Erectile problems after 40
After 40, more changes than you realise. Blood vessels lose their flexibility, testosterone gradually declines, and the effects of years of lifestyle choices accumulate. That is not failure, that is physiology.
Three changes after 40
1. Vascular decline
The endothelium, the inner lining of your blood vessels, gradually loses its ability to produce nitric oxide (NO). NO is the key molecule for vasodilation and therefore for an erection. This process begins subtly around age 35 and accelerates after 40. The result: reduced blood flow, slower response, less firmness.
2. Hormonal shifts
Testosterone declines by 1 to 2% per year from age 30. After 40, this can become clinically noticeable: less spontaneous libido, fewer morning erections, less energy. It is not just about the testosterone number; it is about the balance between testosterone, SHBG, and oestrogen.

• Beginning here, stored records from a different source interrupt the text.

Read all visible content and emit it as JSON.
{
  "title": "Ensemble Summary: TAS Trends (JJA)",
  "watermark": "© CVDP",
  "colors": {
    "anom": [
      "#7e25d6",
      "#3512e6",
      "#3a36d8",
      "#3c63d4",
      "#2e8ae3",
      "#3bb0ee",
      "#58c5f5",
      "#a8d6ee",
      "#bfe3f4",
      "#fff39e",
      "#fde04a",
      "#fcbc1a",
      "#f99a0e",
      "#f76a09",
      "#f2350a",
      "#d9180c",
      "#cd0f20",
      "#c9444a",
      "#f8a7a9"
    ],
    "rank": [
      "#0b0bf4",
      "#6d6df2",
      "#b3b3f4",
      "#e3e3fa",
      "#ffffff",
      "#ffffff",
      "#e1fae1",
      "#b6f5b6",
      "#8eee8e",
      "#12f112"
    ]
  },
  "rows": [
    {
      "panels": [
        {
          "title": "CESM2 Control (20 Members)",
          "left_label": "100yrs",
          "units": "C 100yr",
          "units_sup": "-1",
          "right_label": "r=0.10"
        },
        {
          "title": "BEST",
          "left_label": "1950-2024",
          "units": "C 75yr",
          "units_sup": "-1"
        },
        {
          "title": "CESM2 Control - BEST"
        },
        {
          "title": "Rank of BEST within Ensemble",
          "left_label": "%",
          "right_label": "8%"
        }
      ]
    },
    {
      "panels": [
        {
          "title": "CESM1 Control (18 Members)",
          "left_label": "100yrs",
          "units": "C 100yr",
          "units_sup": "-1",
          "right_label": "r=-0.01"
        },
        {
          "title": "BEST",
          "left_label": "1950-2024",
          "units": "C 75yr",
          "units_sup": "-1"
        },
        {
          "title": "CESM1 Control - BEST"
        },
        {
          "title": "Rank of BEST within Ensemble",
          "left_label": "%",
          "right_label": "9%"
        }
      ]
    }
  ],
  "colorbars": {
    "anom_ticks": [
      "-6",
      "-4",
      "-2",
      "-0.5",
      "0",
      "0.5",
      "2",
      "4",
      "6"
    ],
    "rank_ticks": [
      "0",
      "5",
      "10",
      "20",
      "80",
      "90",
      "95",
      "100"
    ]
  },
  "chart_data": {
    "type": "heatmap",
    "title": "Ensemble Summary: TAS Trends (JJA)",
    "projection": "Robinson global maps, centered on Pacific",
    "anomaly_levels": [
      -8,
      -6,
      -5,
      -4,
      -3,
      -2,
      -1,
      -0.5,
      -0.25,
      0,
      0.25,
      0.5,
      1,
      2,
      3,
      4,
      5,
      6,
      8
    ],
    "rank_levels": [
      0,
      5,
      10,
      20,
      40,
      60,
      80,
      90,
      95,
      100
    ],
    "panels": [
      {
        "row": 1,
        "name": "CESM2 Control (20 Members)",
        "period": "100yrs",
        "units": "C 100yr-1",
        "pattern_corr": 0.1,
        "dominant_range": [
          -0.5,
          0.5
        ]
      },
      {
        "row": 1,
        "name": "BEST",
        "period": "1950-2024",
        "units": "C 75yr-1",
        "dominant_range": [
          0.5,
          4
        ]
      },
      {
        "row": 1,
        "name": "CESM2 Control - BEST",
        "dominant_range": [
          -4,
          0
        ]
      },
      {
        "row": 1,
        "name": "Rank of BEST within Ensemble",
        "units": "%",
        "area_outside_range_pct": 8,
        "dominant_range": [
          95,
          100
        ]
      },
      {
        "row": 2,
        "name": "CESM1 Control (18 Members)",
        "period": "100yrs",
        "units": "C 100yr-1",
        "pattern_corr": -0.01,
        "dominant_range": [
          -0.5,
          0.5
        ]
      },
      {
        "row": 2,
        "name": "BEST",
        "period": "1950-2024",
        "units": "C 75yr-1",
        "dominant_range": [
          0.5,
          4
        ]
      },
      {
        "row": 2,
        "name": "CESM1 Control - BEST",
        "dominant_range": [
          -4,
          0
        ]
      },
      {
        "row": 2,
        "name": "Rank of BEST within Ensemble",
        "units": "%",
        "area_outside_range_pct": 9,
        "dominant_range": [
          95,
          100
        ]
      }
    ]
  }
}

3. Accumulation of lifestyle factors
Twenty years of poor sleep, limited exercise, chronic stress, and excess weight leave their mark. After 40, these effects can no longer be ignored: metabolism slows, visceral fat increases, and cardiovascular strain rises. Each risk factor amplifies the others.
Why medication alone often falls short after 40
PDE5 inhibitors such as sildenafil and tadalafil work by slowing the breakdown of cGMP, allowing nitric oxide to remain active longer. But that requires the body to still produce sufficient NO. After 40, men encounter three limitations:
- Reduced NO production: the endothelium produces less nitric oxide. The pill has less raw material to work with. It is like turning up the amplifier while the signal grows weaker.
- Narrowed vessels: atherosclerosis and endothelial dysfunction physically narrow the blood vessels. Medication can relax the vessel wall, but it cannot widen it.
- Drug interactions: men over 40 more frequently use blood pressure medications, statins, or antidepressants. Some of these drugs strengthen or weaken the effect of PDE5 inhibitors, or cause erectile problems as a side effect themselves.
This does not mean medication is useless. It means medication only treats the symptom, not the underlying vascular damage. And that its effectiveness diminishes for many men over the years.
How regenerative therapy works differently
Where medication addresses the symptom, shockwave therapy and PRP target the restoration of the underlying cause:
- Vascular repair: focused shockwave therapy stimulates neovascularisation, the formation of new small blood vessels in the erectile tissue. More vessels means more blood flow.
- Endothelial function: the treatment activates the eNOS enzyme, enabling the endothelium to produce more nitric oxide again. The signal becomes stronger, not just the amplifier.
- Tissue quality: growth factors from PRP support the repair of smooth muscle tissue and reduce fibrosis. The goal is tissue that functions better, not tissue that is better numbed.
This is not a miracle cure. The Cochrane review (2025) describes the evidence as "low" and the average improvement as "mild". But for the right patient, with vasculogenic ED, mild to moderate, it can make a meaningful difference.